Texas Success Initiative (TSI) Requirements. A student who fails to meet the minimum passing standard on the mathematics section of the TSIA must enroll in an appropriate developmental option determined by the Department of Mathematics. The student must be continuously enrolled in the developmental mathematics program until TSI requirements are satisfied. TSI requirements may be satisfied by one of the options specified under Developmental Education.

Non-course-based Option. Certain students as determined by the Department of Mathematics may be eligible to participate in non-course-based activities to complete TSI requirements. Contact the department for information about this option.

Course-based Option. Specially designated sections of freshman mathematics courses (“T-sections,” whose section number begins with a “T”) are designed to provide additional support for students who are not TSI complete.

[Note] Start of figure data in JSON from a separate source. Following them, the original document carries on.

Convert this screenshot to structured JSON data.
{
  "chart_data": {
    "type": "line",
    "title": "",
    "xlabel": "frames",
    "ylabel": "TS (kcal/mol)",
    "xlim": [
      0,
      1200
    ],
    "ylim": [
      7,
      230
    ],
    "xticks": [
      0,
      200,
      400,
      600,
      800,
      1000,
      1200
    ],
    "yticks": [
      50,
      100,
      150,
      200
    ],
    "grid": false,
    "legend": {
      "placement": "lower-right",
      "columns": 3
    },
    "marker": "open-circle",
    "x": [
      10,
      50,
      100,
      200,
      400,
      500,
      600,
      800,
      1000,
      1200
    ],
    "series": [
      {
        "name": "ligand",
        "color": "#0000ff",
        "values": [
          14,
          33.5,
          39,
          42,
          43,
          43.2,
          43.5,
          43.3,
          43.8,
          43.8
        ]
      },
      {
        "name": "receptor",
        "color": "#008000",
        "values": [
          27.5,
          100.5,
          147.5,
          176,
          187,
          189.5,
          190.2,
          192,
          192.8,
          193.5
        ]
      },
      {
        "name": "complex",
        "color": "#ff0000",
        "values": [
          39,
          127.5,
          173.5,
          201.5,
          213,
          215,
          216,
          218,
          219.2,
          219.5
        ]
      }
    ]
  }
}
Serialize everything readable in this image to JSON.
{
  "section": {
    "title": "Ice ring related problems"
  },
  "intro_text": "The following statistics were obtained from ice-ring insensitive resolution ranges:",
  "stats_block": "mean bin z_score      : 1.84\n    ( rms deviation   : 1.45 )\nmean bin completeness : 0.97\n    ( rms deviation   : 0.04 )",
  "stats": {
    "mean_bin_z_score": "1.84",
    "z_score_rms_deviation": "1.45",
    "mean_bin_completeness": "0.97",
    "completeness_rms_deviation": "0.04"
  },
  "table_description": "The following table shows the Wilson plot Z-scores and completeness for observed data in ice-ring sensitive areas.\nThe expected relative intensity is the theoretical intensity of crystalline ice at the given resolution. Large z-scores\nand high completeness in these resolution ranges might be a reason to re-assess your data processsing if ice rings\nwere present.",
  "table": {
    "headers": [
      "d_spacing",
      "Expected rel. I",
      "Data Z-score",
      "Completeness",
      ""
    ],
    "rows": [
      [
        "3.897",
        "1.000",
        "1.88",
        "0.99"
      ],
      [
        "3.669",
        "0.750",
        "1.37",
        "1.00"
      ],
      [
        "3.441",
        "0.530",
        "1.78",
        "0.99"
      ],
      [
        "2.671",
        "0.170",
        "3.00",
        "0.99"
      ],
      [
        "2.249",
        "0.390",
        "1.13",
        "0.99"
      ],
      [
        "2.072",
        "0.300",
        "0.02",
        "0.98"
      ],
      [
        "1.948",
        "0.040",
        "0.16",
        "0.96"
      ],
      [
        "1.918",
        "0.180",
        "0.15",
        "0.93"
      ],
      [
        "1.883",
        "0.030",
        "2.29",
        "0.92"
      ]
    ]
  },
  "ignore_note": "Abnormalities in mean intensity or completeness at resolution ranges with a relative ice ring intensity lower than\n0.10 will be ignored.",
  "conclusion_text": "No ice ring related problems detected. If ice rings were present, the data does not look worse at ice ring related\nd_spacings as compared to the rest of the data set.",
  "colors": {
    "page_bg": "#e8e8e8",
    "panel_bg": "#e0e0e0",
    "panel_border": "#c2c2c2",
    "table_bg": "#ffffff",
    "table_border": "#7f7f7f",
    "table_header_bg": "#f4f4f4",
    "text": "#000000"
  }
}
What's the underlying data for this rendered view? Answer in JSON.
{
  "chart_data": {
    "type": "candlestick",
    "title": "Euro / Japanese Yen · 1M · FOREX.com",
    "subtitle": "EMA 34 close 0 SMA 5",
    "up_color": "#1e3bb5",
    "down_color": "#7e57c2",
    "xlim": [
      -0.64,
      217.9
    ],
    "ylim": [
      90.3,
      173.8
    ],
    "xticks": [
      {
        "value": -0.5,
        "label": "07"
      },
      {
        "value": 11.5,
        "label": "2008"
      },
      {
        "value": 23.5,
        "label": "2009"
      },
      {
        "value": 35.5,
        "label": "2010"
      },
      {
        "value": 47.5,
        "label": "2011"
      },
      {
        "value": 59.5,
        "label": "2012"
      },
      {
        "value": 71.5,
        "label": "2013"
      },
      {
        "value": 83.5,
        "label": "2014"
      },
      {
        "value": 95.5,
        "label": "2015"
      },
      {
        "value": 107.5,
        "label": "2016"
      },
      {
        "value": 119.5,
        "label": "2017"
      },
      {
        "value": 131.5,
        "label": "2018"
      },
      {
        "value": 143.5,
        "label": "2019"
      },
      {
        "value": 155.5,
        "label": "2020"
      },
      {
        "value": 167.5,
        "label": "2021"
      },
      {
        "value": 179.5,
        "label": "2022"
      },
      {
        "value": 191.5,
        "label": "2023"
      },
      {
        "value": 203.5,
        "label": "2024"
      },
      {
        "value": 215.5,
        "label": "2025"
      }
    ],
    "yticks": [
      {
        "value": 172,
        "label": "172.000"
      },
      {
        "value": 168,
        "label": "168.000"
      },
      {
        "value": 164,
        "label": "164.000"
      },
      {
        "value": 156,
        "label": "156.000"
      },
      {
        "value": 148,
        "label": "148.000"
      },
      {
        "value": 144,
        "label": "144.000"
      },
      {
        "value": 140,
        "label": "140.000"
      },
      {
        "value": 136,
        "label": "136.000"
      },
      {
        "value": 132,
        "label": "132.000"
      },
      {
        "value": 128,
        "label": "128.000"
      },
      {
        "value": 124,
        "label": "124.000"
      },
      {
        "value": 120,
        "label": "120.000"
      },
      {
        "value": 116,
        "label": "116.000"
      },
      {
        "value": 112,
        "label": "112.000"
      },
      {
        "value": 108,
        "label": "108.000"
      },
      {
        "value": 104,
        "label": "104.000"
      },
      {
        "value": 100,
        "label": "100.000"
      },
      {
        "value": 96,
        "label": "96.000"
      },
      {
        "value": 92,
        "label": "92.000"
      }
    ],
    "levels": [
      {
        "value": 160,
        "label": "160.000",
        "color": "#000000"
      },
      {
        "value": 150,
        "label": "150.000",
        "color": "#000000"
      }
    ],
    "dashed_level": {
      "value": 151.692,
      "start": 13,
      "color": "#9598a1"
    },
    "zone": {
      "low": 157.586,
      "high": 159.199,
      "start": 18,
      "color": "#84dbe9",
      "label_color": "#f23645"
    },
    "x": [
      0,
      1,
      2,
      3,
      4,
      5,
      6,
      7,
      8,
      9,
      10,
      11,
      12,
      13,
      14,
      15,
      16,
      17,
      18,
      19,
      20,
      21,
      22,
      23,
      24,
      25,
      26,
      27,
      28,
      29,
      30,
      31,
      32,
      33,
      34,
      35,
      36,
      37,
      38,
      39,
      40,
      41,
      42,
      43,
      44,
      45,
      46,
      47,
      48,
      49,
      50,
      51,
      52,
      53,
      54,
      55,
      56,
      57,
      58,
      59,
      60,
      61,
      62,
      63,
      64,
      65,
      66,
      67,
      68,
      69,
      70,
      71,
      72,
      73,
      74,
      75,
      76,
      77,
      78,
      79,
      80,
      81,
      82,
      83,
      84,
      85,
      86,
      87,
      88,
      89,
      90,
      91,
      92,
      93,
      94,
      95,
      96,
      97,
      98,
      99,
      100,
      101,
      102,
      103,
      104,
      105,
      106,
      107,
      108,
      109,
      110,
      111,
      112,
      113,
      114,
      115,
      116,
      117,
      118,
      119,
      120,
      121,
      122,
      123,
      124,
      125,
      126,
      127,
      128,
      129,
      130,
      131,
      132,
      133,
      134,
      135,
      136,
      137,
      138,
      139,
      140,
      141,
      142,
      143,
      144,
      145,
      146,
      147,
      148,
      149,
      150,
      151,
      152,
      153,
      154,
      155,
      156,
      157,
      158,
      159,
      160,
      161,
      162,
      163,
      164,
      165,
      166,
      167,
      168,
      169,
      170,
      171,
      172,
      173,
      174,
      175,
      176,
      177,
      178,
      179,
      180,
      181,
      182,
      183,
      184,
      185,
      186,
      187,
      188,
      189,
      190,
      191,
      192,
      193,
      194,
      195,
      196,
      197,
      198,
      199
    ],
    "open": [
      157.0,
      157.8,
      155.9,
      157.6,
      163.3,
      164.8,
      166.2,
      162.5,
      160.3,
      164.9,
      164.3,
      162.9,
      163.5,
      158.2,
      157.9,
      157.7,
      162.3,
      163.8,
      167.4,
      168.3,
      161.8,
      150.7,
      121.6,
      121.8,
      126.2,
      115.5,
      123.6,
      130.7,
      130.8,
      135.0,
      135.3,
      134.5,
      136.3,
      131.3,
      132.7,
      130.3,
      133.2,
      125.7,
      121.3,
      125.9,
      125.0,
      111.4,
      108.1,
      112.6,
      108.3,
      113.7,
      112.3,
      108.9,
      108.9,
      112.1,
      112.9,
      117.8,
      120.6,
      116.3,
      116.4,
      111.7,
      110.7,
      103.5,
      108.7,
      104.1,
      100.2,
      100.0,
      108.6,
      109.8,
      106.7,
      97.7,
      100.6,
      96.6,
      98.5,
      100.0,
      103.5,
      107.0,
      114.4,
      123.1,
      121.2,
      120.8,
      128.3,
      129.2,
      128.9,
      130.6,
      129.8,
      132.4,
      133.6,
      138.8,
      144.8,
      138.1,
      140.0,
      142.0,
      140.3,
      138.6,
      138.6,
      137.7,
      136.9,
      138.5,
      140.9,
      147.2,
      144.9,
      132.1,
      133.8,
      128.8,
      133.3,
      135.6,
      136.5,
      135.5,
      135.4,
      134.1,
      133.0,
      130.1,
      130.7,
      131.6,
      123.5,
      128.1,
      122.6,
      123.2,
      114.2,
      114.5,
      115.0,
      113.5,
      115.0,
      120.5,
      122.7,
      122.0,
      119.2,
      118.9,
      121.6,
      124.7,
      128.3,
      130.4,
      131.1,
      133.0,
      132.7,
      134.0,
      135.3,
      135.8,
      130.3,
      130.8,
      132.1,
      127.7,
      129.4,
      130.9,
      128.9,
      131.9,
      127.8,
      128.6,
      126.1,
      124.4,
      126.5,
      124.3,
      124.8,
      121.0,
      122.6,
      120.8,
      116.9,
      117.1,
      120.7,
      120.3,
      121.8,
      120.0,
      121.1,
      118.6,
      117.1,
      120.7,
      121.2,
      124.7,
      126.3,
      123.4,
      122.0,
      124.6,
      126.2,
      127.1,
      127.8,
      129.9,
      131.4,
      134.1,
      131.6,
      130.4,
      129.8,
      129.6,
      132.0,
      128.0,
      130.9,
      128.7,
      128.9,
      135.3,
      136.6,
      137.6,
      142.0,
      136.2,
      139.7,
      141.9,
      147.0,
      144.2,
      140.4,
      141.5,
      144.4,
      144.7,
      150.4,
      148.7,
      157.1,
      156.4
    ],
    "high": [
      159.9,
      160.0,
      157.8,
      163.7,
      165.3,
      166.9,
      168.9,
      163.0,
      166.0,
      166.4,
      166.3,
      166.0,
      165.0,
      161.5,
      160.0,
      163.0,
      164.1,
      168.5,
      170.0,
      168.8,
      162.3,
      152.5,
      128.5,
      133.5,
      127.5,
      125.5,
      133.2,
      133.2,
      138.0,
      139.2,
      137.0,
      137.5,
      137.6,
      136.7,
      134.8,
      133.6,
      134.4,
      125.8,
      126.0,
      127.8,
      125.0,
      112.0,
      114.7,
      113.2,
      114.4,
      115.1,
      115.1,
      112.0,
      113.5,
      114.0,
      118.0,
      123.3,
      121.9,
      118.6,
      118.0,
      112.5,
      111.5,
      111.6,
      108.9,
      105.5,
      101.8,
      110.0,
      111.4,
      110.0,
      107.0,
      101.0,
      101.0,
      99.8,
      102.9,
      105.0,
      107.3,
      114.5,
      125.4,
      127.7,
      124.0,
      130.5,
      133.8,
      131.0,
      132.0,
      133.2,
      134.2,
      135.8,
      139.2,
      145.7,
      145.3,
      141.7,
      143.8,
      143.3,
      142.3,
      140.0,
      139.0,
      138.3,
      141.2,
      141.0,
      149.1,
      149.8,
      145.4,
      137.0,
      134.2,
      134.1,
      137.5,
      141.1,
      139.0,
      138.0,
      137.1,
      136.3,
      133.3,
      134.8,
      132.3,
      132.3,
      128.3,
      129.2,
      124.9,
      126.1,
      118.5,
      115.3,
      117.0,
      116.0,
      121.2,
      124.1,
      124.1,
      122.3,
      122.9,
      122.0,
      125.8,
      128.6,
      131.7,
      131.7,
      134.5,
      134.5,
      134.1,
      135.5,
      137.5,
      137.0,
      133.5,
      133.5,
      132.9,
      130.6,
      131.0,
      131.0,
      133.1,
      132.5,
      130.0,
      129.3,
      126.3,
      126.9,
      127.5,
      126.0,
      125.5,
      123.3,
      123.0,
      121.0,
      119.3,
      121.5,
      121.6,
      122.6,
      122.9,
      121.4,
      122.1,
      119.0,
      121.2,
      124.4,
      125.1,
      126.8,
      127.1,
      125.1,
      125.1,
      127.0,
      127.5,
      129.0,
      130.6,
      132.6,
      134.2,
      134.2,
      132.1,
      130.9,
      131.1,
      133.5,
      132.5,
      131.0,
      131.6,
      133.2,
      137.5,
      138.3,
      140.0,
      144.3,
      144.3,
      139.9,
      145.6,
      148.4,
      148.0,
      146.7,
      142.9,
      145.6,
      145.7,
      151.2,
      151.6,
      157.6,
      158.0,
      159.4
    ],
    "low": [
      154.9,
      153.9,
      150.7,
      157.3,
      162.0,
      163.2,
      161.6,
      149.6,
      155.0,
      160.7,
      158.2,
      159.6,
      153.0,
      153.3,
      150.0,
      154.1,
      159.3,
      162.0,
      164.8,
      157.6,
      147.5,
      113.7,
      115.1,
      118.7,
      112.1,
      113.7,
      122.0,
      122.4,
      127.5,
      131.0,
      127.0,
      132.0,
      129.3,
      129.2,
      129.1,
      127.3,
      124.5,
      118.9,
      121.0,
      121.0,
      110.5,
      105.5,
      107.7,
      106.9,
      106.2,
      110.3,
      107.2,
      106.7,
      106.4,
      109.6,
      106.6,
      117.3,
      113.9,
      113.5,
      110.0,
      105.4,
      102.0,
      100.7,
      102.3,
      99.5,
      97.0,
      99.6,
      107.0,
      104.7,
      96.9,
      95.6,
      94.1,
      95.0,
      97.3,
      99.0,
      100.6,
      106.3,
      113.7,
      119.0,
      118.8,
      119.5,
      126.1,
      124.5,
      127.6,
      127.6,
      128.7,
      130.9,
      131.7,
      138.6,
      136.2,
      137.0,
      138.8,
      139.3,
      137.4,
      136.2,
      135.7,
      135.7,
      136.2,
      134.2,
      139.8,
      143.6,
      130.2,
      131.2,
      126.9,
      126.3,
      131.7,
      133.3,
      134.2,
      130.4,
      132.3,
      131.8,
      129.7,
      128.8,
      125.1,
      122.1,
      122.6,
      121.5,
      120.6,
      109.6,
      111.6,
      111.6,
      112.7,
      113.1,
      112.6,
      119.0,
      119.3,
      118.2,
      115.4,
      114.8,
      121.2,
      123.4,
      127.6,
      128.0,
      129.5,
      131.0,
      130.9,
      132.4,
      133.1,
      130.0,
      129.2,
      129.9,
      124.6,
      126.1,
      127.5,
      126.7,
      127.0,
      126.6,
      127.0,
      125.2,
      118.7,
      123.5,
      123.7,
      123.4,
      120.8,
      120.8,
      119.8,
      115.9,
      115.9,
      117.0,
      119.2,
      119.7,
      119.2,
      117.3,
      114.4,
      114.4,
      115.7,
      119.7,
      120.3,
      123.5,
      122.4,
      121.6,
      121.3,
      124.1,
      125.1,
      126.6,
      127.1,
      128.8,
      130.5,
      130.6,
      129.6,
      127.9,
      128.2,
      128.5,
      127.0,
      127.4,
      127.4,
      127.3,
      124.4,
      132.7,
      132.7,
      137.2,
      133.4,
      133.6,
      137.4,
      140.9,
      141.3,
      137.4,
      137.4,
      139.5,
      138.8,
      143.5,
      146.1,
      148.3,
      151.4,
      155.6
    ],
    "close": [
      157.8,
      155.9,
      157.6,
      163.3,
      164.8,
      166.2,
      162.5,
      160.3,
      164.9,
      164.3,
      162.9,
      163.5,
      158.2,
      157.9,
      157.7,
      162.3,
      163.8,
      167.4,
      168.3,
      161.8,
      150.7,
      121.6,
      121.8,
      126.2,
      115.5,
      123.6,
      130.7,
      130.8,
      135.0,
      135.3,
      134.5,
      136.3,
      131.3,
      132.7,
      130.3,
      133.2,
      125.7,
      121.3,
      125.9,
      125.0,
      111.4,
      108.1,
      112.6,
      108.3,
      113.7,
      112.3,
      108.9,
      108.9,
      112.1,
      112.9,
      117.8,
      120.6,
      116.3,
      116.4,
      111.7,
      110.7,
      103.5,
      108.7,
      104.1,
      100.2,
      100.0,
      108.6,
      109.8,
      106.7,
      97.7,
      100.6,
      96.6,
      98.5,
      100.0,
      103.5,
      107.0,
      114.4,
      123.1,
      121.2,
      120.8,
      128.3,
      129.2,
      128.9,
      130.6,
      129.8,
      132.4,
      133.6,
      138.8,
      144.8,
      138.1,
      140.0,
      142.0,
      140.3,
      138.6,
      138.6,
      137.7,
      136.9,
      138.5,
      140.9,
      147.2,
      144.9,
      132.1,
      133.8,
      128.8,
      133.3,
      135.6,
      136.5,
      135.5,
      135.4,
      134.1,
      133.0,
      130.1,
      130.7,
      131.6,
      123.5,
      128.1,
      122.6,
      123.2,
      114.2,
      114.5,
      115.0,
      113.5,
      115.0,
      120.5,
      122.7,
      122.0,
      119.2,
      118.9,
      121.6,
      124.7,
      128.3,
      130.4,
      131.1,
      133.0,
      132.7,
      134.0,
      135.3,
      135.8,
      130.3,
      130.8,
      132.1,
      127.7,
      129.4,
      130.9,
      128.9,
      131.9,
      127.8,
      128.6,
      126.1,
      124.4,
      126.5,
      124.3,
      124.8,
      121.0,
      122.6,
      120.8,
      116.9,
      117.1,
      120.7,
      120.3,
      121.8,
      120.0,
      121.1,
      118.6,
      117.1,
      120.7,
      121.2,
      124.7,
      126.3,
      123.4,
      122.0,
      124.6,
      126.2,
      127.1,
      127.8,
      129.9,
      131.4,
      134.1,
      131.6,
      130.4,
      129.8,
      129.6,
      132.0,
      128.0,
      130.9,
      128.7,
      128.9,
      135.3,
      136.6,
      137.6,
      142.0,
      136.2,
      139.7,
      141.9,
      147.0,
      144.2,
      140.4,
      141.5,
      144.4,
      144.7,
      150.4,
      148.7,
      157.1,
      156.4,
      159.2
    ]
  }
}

Students who are required to participate in developmental activities must enroll in these sections, which are identified by section numbers T10, T20, etc.

The “T-sections” meet for six hours weekly, however, “T-sections” only count three hours toward a student’s bill, course load, and GPA. A passing grade in mathematics “T-section” will both complete the student’s TSI requirements in mathematics and also earn the student credit for the appropriate college-level mathematics course. Students should choose the appropriate course in conjunction with their academic advisor to align with their degree programs.

A student enrolled in a mathematics “T-section” is also subject to the special provisions regarding class attendance and withdrawals for students who are not TSI complete.

130C Developmental Mathematics (3-0). An introductory course designed to remediate identified deficiencies and provide a review of fundamental operations in mathematics based on the student’s mastery of the College and Career Readiness Standards. Topics may include elementary algebra and functions; intermediate algebra and functions; geometry and measurement; and data analysis, statistics, and probability. Software will be used to customize the course to fit individual students’ needs.